Paris Vox – La Fondation Custodia révèle au public français un artiste inconnu de son temps et de la postérité : Léon Bonvin, dont l’environnement immédiat et prosaïque fut la principale source d’inspiration.
(article) Début 1866, un aubergiste de la plaine de Vaugirard se pend dans le bois de Meudon. Il a 31 ans, est père de trois jeunes enfants. Aubergiste ? Oui, telle est la profession de Léon Bonvin mais aux heures creuses il est musicien et, surtout, peintre – comme son demi-frère François Bonvin, bien connu des milieux artistiques et littéraires. Léon, lui, n’a jamais cherché à se faire connaître. Les raisons de son suicide sont inconnues : difficultés financières, aspirations artistiques inassouvies, problèmes psychologiques ? « Au moment de sa mort seulement, il laissa éclater sa douleur, et un paysan l’entendit dans les bois qui criait : “J’ai trop souffert !” », rapporte Jules Vallès qui écrivit alors un texte plein d’émotion contenue.
Léon avait appris les rudiments de l’art à l’école Bachelier, dans le sixième arrondissement. De ce premier enseignement relèvent les dessins à la pierre noire, de franc parti pris dans leurs oppositions d’ombres puissantes et de faibles lueurs. Les chemins de la plaine, le comptoir de l’auberge avec ses cruches à contre-jour sont d’ores et déjà ses sujets.

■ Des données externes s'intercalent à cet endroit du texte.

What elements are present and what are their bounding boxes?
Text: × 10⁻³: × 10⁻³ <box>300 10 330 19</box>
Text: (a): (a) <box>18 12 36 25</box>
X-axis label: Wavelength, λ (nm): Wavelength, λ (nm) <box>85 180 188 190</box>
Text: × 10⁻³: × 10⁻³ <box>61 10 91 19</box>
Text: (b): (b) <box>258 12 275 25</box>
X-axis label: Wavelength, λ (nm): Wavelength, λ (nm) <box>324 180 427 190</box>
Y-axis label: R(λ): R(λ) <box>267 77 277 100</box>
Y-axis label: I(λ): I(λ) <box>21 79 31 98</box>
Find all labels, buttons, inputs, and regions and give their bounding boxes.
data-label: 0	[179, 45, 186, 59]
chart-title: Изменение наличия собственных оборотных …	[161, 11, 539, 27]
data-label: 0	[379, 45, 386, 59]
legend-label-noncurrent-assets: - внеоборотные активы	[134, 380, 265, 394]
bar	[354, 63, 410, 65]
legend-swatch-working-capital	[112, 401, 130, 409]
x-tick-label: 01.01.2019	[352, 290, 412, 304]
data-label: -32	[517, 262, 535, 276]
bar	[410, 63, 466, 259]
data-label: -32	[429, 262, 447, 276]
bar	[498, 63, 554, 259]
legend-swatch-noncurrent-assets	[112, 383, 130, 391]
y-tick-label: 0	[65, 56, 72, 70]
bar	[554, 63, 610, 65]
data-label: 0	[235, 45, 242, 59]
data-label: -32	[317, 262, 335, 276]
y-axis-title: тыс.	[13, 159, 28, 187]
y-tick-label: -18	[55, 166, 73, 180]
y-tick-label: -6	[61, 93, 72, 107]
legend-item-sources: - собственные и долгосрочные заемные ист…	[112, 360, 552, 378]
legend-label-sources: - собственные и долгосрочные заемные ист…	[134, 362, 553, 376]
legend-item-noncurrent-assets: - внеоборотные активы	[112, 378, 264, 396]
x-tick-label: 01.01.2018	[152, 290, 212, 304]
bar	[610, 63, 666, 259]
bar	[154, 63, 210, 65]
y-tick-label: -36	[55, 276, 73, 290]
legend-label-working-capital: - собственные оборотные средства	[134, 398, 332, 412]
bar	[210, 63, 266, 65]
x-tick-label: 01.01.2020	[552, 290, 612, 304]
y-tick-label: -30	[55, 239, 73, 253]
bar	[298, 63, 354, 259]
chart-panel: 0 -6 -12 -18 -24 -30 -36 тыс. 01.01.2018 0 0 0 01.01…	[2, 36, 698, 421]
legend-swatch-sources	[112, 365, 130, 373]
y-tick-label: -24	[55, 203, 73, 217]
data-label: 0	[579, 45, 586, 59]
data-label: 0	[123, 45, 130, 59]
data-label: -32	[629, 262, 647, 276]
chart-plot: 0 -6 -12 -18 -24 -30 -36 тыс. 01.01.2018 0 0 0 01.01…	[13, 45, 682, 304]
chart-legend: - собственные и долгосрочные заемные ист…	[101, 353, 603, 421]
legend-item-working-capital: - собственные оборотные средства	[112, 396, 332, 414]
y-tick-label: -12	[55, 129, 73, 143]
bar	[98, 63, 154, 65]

Son frère parfit son éducation : « j’ai complété ses études élémentaires en lui imposant le trait à la plume sous son aquarelle, principe tiré de l’observation des peintres hollandais ; en outre, je l’obligeais à tout faire directement d’après nature » (lettre à Philippe Burty, juin 1884). A cette technique mêlant plume, encre brune, aquarelle et gouache, se rattachent les œuvres de la maturité (si l’on peut dire) des années 1860-1865. On reste émerveillé par une série de six natures mortes, œuvres de petit format, sur papier, où l’artiste rassemble choux, céleris, oranges ou grenades, noix, huilier, bouteilles… dans des compositions sans esbrouffe, et tout autant par des bouquets, grêles mais jamais secs (œillets, pervenches, chardons ; bousquets), par de sauvages fleurs des champs, peintes dans leur coin de nature (un bouton de rose), par des paysages où l’artiste cherche à rendre un effet de givre ou de crépuscule.
Sous des dehors qu’un œil superficiel jugerait insignifiants ou impersonnels, apparaît un art complexe et maîtrisé qui dévoile un réel tempérament de peintre, contemplatif à souhait. Un réalisme du quotidien tempéré par la poésie de ce même quotidien. (Jusqu’au 8 janvier 2023. Fondation Custodia, 121 rue de Lille, Paris VIIe.)
Samuel Martin

Léon Bonvin. Nature morte à la grenade, 1864. Plume et encre brune, aquarelle sur un tracé au graphite, rehauts de gomme arabique. – 245 x 187 mm. Baltimore, The Walters Art Museum, inv. 37.1664.